Alguma poesia para chamar o sol e saudar as águas
Por Cidinha da Silva
No dia 17 de abril de 2016,
durante a homologação do golpe contra Dilma na Câmara dos Deputados, quando a
leoa Jandira Feghali se aproximou do microfone para votar contra o golpe e
tinha o rosto abatido, dolorido, destroçado, eu não agüentei. Abandonei a TV e
me refugiei no telefone.
Por que não atendi ao chamado do
Paraguaçu para assistir a votação às suas margens? Era o que me perguntava. É
que nunca, nem no pior dos meus pesadelos, imaginei aquele espetáculo de
re-colonização encenado pela casa-grande.

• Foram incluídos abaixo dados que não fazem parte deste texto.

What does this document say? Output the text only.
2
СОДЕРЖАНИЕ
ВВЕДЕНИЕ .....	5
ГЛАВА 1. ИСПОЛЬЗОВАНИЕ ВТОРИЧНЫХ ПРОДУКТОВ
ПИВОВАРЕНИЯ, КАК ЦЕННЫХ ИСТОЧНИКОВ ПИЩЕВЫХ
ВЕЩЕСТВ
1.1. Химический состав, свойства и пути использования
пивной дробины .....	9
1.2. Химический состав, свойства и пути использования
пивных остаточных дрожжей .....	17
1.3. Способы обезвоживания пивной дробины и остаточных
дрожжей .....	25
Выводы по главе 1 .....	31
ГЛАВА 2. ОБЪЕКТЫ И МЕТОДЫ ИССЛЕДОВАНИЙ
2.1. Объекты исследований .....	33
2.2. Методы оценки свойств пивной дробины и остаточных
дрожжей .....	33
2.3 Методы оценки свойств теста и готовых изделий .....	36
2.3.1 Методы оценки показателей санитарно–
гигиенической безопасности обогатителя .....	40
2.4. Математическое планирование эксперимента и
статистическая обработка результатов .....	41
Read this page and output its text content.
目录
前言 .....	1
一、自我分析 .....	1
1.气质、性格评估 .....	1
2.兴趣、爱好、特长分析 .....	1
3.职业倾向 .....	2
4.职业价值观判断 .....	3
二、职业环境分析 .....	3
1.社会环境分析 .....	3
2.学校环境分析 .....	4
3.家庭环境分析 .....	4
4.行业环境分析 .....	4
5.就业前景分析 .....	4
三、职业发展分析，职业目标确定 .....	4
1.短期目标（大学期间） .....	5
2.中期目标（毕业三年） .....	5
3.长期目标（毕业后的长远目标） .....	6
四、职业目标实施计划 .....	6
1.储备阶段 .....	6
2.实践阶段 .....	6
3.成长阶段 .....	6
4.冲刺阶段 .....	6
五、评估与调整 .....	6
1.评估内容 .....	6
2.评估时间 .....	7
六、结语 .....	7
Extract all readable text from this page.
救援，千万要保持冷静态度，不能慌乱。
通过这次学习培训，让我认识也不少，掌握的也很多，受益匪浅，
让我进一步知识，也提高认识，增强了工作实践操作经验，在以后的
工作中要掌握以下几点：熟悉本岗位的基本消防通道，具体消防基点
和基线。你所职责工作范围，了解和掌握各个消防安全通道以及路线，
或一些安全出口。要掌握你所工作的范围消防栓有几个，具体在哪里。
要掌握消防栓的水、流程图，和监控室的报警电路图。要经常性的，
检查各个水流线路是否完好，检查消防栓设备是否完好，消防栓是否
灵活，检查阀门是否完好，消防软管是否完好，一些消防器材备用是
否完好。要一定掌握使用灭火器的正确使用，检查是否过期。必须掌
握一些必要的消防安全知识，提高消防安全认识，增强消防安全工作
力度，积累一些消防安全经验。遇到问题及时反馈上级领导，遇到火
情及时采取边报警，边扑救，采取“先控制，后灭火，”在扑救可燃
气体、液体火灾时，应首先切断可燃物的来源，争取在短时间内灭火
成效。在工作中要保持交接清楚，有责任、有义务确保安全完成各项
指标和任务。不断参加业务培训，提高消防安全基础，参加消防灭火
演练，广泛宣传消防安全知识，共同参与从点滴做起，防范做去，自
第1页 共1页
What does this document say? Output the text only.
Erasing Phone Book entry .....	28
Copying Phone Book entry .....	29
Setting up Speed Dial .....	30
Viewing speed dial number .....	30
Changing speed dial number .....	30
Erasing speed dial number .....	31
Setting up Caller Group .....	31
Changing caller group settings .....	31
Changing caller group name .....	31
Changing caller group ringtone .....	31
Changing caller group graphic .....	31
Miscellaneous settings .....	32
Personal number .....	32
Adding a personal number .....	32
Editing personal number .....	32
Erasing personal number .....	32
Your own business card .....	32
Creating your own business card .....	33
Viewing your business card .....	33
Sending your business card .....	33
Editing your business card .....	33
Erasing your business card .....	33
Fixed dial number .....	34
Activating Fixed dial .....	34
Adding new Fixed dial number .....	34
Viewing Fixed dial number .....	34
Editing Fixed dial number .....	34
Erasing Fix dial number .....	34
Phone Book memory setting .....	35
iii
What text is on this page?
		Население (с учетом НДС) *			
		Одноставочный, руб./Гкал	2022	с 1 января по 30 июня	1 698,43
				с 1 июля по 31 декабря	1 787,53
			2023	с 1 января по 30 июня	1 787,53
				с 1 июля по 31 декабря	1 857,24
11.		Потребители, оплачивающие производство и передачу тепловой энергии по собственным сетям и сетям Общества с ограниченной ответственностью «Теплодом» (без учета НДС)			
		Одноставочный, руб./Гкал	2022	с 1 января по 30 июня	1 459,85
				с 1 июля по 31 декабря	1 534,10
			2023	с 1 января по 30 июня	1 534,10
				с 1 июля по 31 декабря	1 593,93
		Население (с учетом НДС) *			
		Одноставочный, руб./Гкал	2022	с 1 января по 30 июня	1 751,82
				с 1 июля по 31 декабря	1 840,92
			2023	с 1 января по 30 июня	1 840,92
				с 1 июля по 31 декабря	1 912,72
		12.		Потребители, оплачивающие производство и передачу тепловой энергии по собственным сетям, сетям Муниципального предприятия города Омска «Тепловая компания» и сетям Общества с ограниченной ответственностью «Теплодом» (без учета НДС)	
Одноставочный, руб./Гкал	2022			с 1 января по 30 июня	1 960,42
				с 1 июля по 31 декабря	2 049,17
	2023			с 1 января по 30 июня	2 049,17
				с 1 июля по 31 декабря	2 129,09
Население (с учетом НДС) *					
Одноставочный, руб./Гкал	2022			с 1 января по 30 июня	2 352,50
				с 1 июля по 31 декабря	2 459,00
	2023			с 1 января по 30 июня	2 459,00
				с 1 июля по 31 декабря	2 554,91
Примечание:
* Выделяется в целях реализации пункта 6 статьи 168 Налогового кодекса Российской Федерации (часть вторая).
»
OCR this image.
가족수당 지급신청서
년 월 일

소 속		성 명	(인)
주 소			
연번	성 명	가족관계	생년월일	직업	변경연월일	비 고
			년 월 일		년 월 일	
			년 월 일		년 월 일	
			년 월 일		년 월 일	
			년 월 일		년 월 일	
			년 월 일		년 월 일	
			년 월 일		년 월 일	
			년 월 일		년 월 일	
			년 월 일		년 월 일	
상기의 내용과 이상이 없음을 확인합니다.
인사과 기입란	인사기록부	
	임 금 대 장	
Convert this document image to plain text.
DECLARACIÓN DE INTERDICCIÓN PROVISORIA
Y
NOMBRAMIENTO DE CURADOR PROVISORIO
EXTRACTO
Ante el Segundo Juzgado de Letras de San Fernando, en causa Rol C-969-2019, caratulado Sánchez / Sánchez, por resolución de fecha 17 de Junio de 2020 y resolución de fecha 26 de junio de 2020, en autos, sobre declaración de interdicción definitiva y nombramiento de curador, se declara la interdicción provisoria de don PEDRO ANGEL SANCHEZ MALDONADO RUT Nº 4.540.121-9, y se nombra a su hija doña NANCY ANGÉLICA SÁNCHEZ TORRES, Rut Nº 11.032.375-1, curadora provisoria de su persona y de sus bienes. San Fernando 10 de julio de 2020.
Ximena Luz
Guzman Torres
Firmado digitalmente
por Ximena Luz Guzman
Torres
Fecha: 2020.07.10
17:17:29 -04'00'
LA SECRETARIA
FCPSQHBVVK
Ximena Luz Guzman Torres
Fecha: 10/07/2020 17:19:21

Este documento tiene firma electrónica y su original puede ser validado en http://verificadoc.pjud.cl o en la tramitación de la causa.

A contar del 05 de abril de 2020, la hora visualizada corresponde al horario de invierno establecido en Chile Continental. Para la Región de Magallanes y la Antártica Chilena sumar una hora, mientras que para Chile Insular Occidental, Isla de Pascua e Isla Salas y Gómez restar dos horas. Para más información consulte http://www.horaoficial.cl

E parecia que Jandira ia chorar.
E ela poderia ter chorado, sem perder um milímetro de sua força. Seria o choro
represado por todas nós. Seriam lágrimas nossas como foi o cuspe de Jean Willys
no deputado nazista.
Aliás, não tive forças para
assistir o voto de Jean também. Eu o ouvi de longe enquanto buscava ungüento
para meu desamparo. Meu bote de salvação foi a lembrança de um professor de
literatura que certa feita me disse: “Todas as vezes que morre alguém que amo,
leio poesia. É a única coisa que me conforta”.
Eu morri um pouco aquele dia.
Minha ilusão de justiça social também. Precisava de salvação e busquei a
poesia.
O bote-salva-vidas foi
“Correntezas e outros estudos marinhos”, de Lívia Natália. Li a apresentação, o
prefácio e o primeiro poema. Quando cheguei ao segundo, “Sina”, li e reli umas
seis vezes e resolvi dar uma pausa ao meu coração, contudo, o bichinho se
acabrunhou novamente quando o barulho de panelas, foguetes e gritos de “fora
Dilma” interrompeu o torpor poético que aplacara em mim o desespero. Assisti um
pouco mais daquelas cenas macabras que expuseram nossas vísceras apodrecidas ao
mundo.
Voltei à poesia para continuar
viva. Durante a leitura, o previsto aconteceu. A poesia de Lívia Natália sangrou
fertilidade e me arrebatou. Arrebentou, também. E fiquei mais lenta. Atenta para
reter o pó de ouro abrigado entre um verso e outro. Para não desmanchar a
tipografia quando a água tomasse conta de tudo.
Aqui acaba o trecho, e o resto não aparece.